JACK & THE BEANSTALK refracts mainstream trap into something plainer and more plaintive, a window into LUCY’s life of modest means and measured emotional outlook. “I walk in the sand / The sands of time / you can’t define / and take from me / what isn’t mine,” begins a typically meandering hook on the Red Hot Chili Peppers-interpolating “LESS I KNOW.” On the title track, an unhealthy relationship makes him feel so small, as if climbing up to a giant’s castle in the clouds; “I used to smoke a lot of weed, and I still do,” he grins on “HELLHOUND.” Elsewhere, he’s wondering if it’s love or the drugs on “COMPATIBLE” before tossing off the 03 Greedo-reminiscent couplet “I been pretty nice for a decade / I feel like a drummer in a parade.”

“I do think my music instrumentally is very hip-hop based, but I don’t consider myself a rapper or anything,” LUCY said in February. His lyrics more readily recall the readymade reconfiguration of David Byrne than the freestyle sessions of Lil Wayne or Chief Keef, but LUCY doesn’t belabor the process, preferring to finish songs in a single sitting. “Coming back to any art after you’ve started, if you’re in a different mind frame, you’re not going to have the same energy.”

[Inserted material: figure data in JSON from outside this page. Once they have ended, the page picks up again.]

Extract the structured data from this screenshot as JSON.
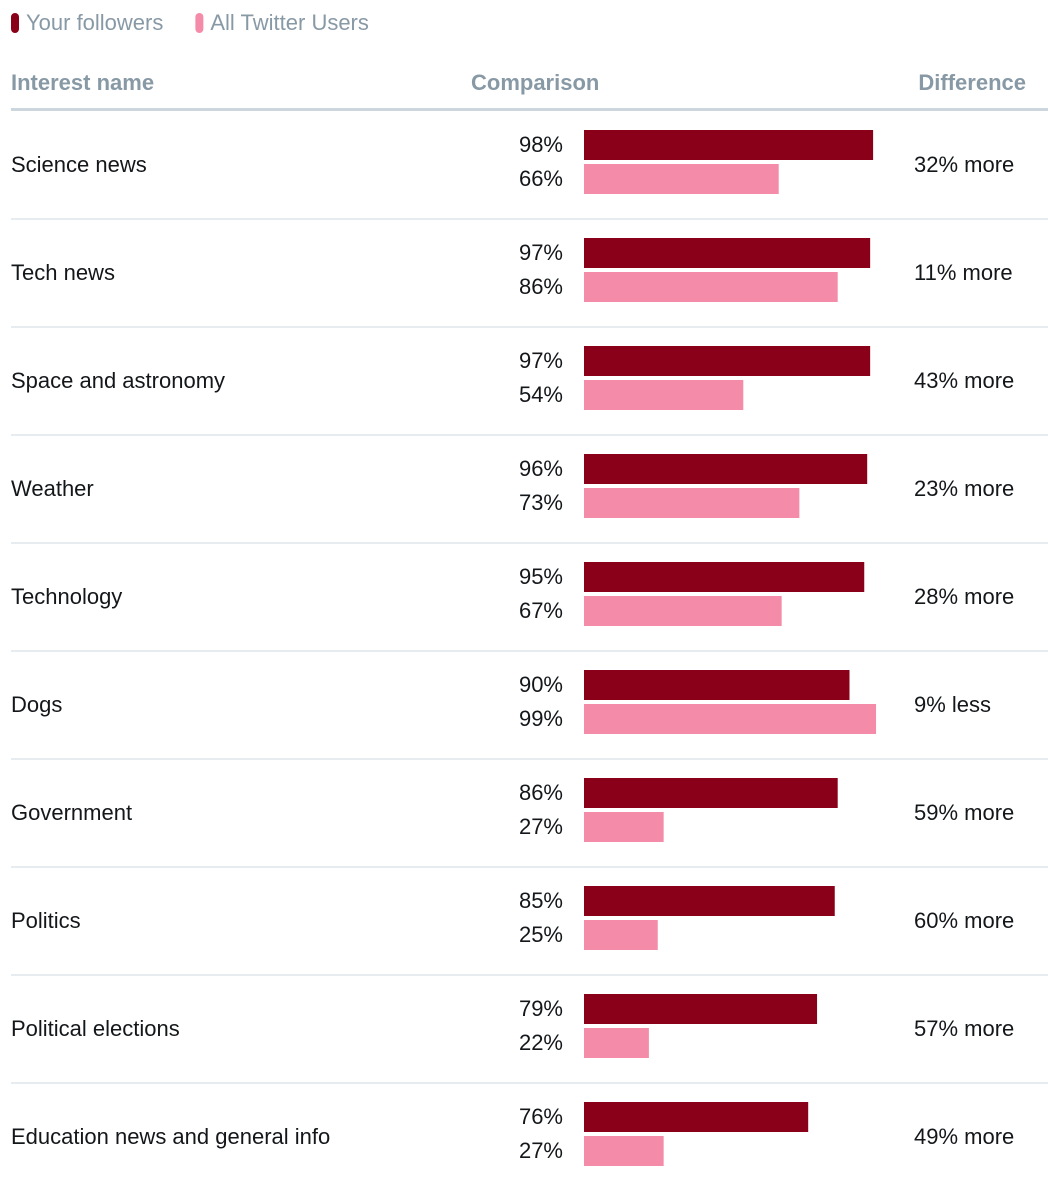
{
  "chart_data": {
    "type": "bar",
    "orientation": "horizontal",
    "columns": [
      "Interest name",
      "Comparison",
      "Difference"
    ],
    "categories": [
      "Science news",
      "Tech news",
      "Space and astronomy",
      "Weather",
      "Technology",
      "Dogs",
      "Government",
      "Politics",
      "Political elections",
      "Education news and general info"
    ],
    "series": [
      {
        "name": "Your followers",
        "color": "#8b0019",
        "values": [
          98,
          97,
          97,
          96,
          95,
          90,
          86,
          85,
          79,
          76
        ],
        "value_labels": [
          "98%",
          "97%",
          "97%",
          "96%",
          "95%",
          "90%",
          "86%",
          "85%",
          "79%",
          "76%"
        ]
      },
      {
        "name": "All Twitter Users",
        "color": "#f48ca9",
        "values": [
          66,
          86,
          54,
          73,
          67,
          99,
          27,
          25,
          22,
          27
        ],
        "value_labels": [
          "66%",
          "86%",
          "54%",
          "73%",
          "67%",
          "99%",
          "27%",
          "25%",
          "22%",
          "27%"
        ]
      }
    ],
    "differences": [
      "32% more",
      "11% more",
      "43% more",
      "23% more",
      "28% more",
      "9% less",
      "59% more",
      "60% more",
      "57% more",
      "49% more"
    ],
    "xlim": [
      0,
      100
    ]
  }
}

LUCY’s dedication to keeping the energy up makes it blissfully easy to get lost in the wonky nightscape of JACK & THE BEANSTALK, its swaying rhythms and gossamer melodies. The swirling haze of “XTREMELY CAREFUL” is achingly gorgeous: “I love the way you turn around / and the reasons you do,” LUCY smiles. You might find yourself smiling right back.